PAllen said:
Correct.
Rods are typically assumed to be 'born rigid objects'. In this, case, for a world line defining a time axis for an accelerated frame, and assumed not to be rotating, it turns out the Fermi-Normal coordinates match measurements made with born rigid rulers (with one end following the axial world line). If rotation is allowed, there is no possible definition of rigid rods per Herglotz-Noether.
If one introduces the "relative space" of Rizzi and Ruggerio,
https://arxiv.org/abs/gr-qc/0207104, one can gain some insight into the physical experience of space on a rotating disk. The approach differs in who it handles time - instead of trying to define a rigid motion in space-time, one focuses on a different way to separate "space" from "time" in space-time.
This approach is also called by some authors a "quotient manifold", it's the sort of space one gets by eliminating the time dimension in a specific way. One does this by mapping entire lines in space-time to a single point in the abstract space. This is done routinely to separate space from time - any map from space-time to space must map a 4d manifold to a 3d manifold, so it must map lines in the 4d space-time to points in the 3d space. In the R&R approach, rather than focus on creating surfaces of simultaneity which is the usual approach (and one that causes problems on the rotating disk), one instead keeps things simple by mapping the worldlines of particles "at rest" on a rotating disk to single points in the abstract space, the "relative space" of R&R.
The result of this process is a static spatial geometry (assuming the space-time geometry is that of a disk rotating with constant angular velocity, i.e. a stationary rotating space-time), , with a well defined notion of distances between points given by a static spatial metric that corresponds physically to the SI definition of the meter.
SI meter:
The meter is the length of the path traveled by light in vacuum during a time interval of 1/299 792 458 of a second.

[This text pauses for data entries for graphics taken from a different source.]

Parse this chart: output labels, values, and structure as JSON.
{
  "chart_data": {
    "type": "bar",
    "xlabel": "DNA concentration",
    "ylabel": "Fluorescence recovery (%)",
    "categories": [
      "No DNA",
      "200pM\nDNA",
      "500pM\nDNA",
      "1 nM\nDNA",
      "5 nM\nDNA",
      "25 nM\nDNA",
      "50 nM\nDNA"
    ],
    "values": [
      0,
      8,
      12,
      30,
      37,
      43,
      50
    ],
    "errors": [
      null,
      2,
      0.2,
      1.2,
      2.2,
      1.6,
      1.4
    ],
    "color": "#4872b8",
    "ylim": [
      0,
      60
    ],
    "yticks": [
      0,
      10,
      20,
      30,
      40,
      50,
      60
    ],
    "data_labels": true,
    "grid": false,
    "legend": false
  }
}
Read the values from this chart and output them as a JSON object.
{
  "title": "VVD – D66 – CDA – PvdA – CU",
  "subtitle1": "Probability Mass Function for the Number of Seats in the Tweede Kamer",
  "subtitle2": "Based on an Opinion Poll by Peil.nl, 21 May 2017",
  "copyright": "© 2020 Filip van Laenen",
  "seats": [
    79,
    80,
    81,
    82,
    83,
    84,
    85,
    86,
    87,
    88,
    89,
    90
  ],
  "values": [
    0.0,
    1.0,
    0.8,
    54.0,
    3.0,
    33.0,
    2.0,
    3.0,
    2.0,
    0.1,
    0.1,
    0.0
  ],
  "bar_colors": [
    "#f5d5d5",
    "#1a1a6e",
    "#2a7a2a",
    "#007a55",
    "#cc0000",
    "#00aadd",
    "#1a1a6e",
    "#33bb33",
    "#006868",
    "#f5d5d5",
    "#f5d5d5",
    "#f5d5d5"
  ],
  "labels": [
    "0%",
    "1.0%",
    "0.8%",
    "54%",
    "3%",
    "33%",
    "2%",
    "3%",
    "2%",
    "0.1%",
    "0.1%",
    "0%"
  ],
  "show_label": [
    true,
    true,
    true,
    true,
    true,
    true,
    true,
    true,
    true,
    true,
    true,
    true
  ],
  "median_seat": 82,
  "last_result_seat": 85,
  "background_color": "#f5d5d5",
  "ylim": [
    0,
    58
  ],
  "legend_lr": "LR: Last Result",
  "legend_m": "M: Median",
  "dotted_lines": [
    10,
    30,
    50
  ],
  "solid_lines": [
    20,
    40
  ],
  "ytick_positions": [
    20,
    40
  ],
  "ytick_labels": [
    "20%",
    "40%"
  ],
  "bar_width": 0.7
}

There aren't any special difficulties that I'm aware of in using an older defintion of the meter rod rather than the modern SI definitoin, except for accuracy issues. Both techniques are suitable for measuring the distance between sufficiently nearby points, though the light-defined meters will both be more accurate, and less easily deformed by inertial pseudo-forces than physical meter bars. Both, though, should reach the same limiting concept of idstance over a sufficiently short interval.
We study the space geometry of a rotating disk both from a theoretical and operational approach, in particular we give a precise definition of the space of the disk, which is not clearly defined in the literature. To this end we define an extended 3-space, which we call relative space: it is recognized as the only space having an actual physical meaning from an operational point of view, and it is identified as the 'physical space of the rotating platform'. Then, the geometry of the space of the disk turns out to be non Euclidean, according to the early Einstein's intuition
I make out the "operational" point of view of R&R to simply say that they are using the current SI defintion of the meter, as I mentioned.
I think perhaps the biggest difficulty with this is the notion of accepting that it is sufficient to define the distance between all nearby points in a "space" via some sort of metric. People want to leap ahead into defining distance over longer intervals.
There are several logical ways to proceed, the problem is that authors may use different approaches, which are different enough to give different answers, so there isn't any short way to talk about large-enough distances. The underlying difficulty in most cases is how to handle the problem of simultaneity, along with the approach of how to convert space-time into space+time.
R&R eliminates time right away, the manner in which they do so leads to a certain definition of distance. Fermi-normal coordinates take a different approach, in which one defines surfaces of simultaneity by space-like geodesic radiating from some specific observer. They work well in the vicinity of the observer, but may not work so well globally - they may not respect global symmetries. Cosmologists often base their notion of distance on taking surfaces of constant time - which is probably the most popular approach for non-rotating coordinate systems. But this approach has difficulties in dealing with rotating frames of reference.